Worin unterscheidet sich das von einem generischen Prompt?
Ein generischer Prompt kann Importschritte vorschlagen, ohne die Provider-Fähigkeit oder die Tool-Voraussetzungen zu prüfen. Der terraform-search-import-Leitfaden verankert den Ablauf in Terraform-Search-Support. Dadurch wird das Ergebnis belastbarer und scheitert seltener erst spät.
So verbesserst du die terraform-search-import-Skill
Liefere die Eingaben, die das Ergebnis verändern
Die besten Ergebnisse bekommst du, wenn du der Skill Provider, exakten Ressourcentyp, Umgebungsumfang und die gewünschte Aktion nennst – Discovery, Import oder beides. Zum Beispiel ist „Find all supported azurerm_storage_account resources in subscription dev, then prepare bulk import instructions“ deutlich besser als „import my cloud resources.“
Achte auf den häufigsten Fehlmodus
Der größte Fehler ist, terraform-search-import auf nicht unterstützte Ressourcen anzuwenden. Wenn die Support-Prüfung nichts zurückgibt, stoppe und nutze references/MANUAL-IMPORT.md, statt eine Search-basierte Lösung erzwingen zu wollen. Das spart Zeit und hält den Ablauf an den tatsächlichen Fähigkeiten des Providers ausgerichtet.
Vom Auffinden zum Import schrittweise vorgehen
Ein guter Ablauf ist: Support prüfen, Ressourcen auflisten, den Umfang klein halten und erst dann auf den gesamten Bestand ausweiten, wenn die erste Ressource korrekt aussieht. So erkennst du Namensabweichungen, fehlende Berechtigungen und Drift bei Region oder Account, bevor ein Bulk-Import den State mit Rauschen füllt.

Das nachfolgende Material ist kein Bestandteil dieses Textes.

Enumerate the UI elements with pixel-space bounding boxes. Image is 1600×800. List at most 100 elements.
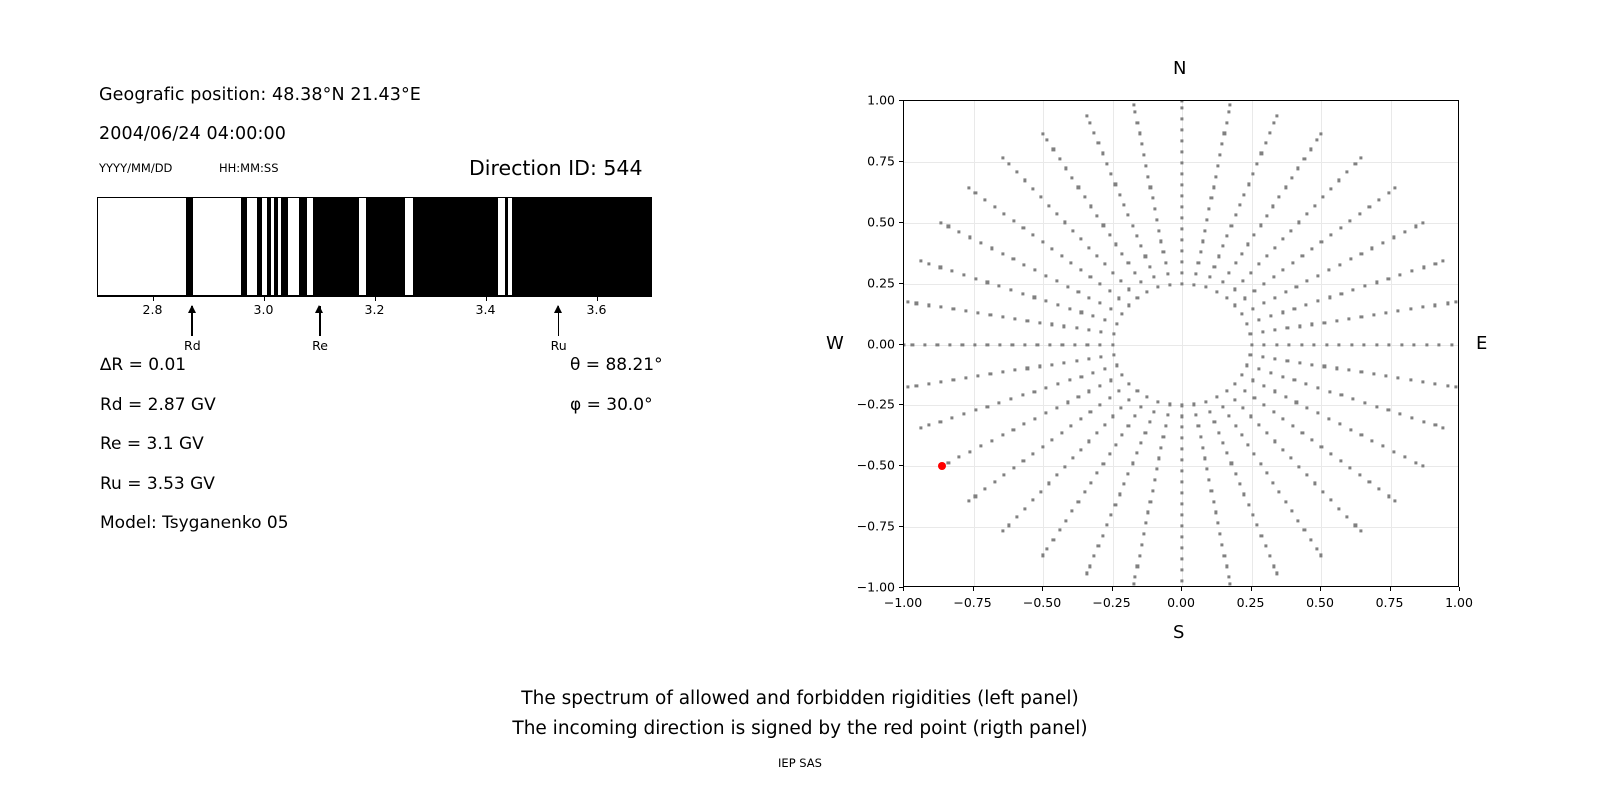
direction-point — [1377, 198, 1381, 202]
direction-point — [1283, 500, 1288, 504]
direction-point — [1058, 157, 1062, 161]
direction-point — [1345, 515, 1349, 519]
direction-point — [1087, 439, 1091, 444]
direction-point — [1095, 431, 1099, 435]
direction-point — [910, 342, 914, 347]
direction-point — [990, 246, 994, 250]
direction-point — [1305, 212, 1309, 216]
direction-point — [1070, 176, 1074, 180]
direction-point — [1316, 299, 1320, 303]
direction-point — [1215, 290, 1219, 294]
direction-point — [1298, 361, 1302, 365]
direction-point — [1316, 386, 1320, 390]
direction-point — [1113, 182, 1118, 186]
direction-point — [1363, 401, 1367, 405]
direction-point — [1001, 156, 1005, 160]
direction-point — [973, 191, 978, 195]
caption-line-1: The spectrum of allowed and forbidden ri… — [521, 688, 1079, 709]
direction-point — [1273, 328, 1277, 332]
direction-point — [1058, 528, 1062, 532]
direction-point — [1050, 247, 1054, 251]
direction-point — [1296, 166, 1300, 170]
direction-point — [1265, 471, 1269, 475]
direction-point — [1066, 285, 1070, 289]
direction-point — [1450, 342, 1454, 347]
direction-point — [1107, 396, 1112, 400]
direction-point — [968, 235, 972, 239]
direction-point — [1204, 400, 1208, 404]
direction-point — [1410, 269, 1414, 273]
direction-point — [1304, 303, 1308, 307]
direction-point — [1127, 287, 1131, 292]
direction-point — [1304, 382, 1308, 386]
direction-point — [1180, 216, 1184, 220]
direction-point — [1166, 272, 1170, 276]
direction-point — [1155, 467, 1159, 471]
direction-point — [1117, 296, 1121, 300]
direction-point — [1047, 203, 1051, 208]
direction-point — [1002, 473, 1006, 477]
direction-point — [1381, 241, 1385, 245]
direction-point — [1180, 128, 1184, 132]
direction-point — [951, 378, 955, 382]
x-axis-tick — [1042, 587, 1043, 591]
direction-point — [1180, 425, 1184, 429]
direction-point — [919, 426, 923, 430]
direction-point — [1329, 233, 1333, 237]
direction-point — [1393, 186, 1397, 190]
direction-point — [1372, 372, 1376, 376]
direction-point — [1240, 433, 1244, 437]
direction-point — [1139, 244, 1143, 248]
axis-tick — [374, 296, 376, 301]
y-axis-tick-label: −0.25 — [856, 396, 895, 412]
direction-point — [1146, 510, 1150, 514]
y-axis-tick — [899, 282, 903, 284]
direction-point — [1103, 318, 1107, 322]
direction-point — [1302, 157, 1306, 161]
direction-point — [1076, 395, 1081, 399]
direction-point — [974, 277, 978, 281]
direction-point — [950, 416, 954, 420]
direction-point — [1324, 342, 1329, 347]
direction-point — [1032, 389, 1036, 394]
direction-point — [1091, 371, 1095, 375]
direction-point — [1079, 237, 1083, 241]
direction-point — [1055, 279, 1059, 283]
direction-point — [1281, 448, 1285, 452]
direction-point — [1137, 553, 1142, 558]
direction-point — [1291, 424, 1295, 428]
direction-point — [1156, 285, 1160, 289]
geographic-position-label: Geografic position: 48.38°N 21.43°E — [99, 85, 421, 105]
direction-point — [1347, 368, 1351, 372]
direction-point — [1198, 250, 1203, 254]
direction-point — [1033, 417, 1037, 421]
direction-point — [1387, 342, 1391, 347]
direction-point — [1370, 246, 1374, 250]
direction-point — [1245, 363, 1249, 367]
direction-point — [1384, 311, 1388, 315]
direction-point — [1370, 439, 1374, 443]
direction-point — [1252, 233, 1256, 237]
direction-point — [1289, 456, 1293, 460]
direction-point — [1273, 357, 1277, 361]
direction-point — [1242, 193, 1246, 197]
direction-point — [1300, 431, 1304, 435]
direction-point — [1150, 196, 1155, 200]
direction-point — [1044, 411, 1048, 415]
direction-point — [1087, 296, 1091, 300]
direction-point — [1218, 532, 1222, 536]
direction-point — [1274, 342, 1279, 347]
direction-point — [1272, 120, 1276, 125]
direction-point — [1180, 183, 1184, 187]
direction-point — [1021, 393, 1025, 397]
direction-point — [1214, 175, 1218, 179]
direction-point — [1001, 370, 1005, 374]
direction-point — [1088, 410, 1093, 414]
direction-point — [1114, 443, 1118, 447]
direction-point — [1280, 374, 1285, 379]
direction-point — [1135, 389, 1139, 393]
forbidden-band — [313, 198, 359, 295]
direction-point — [985, 342, 989, 347]
direction-point — [1109, 306, 1113, 311]
direction-point — [1277, 195, 1281, 199]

Prompts mit echten Inventardaten schärfen
Wenn du Beispielnamen von Ressourcen, ARNs, IDs oder Grenzen für Account und Region bereits kennst, nimm sie mit auf. Diese Details helfen terraform-search-import, eine präzisere Abfrage und einen sichereren Importplan zu erzeugen, besonders in Backend-Umgebungen, in denen derselbe Ressourcentyp in mehreren Stages existieren kann.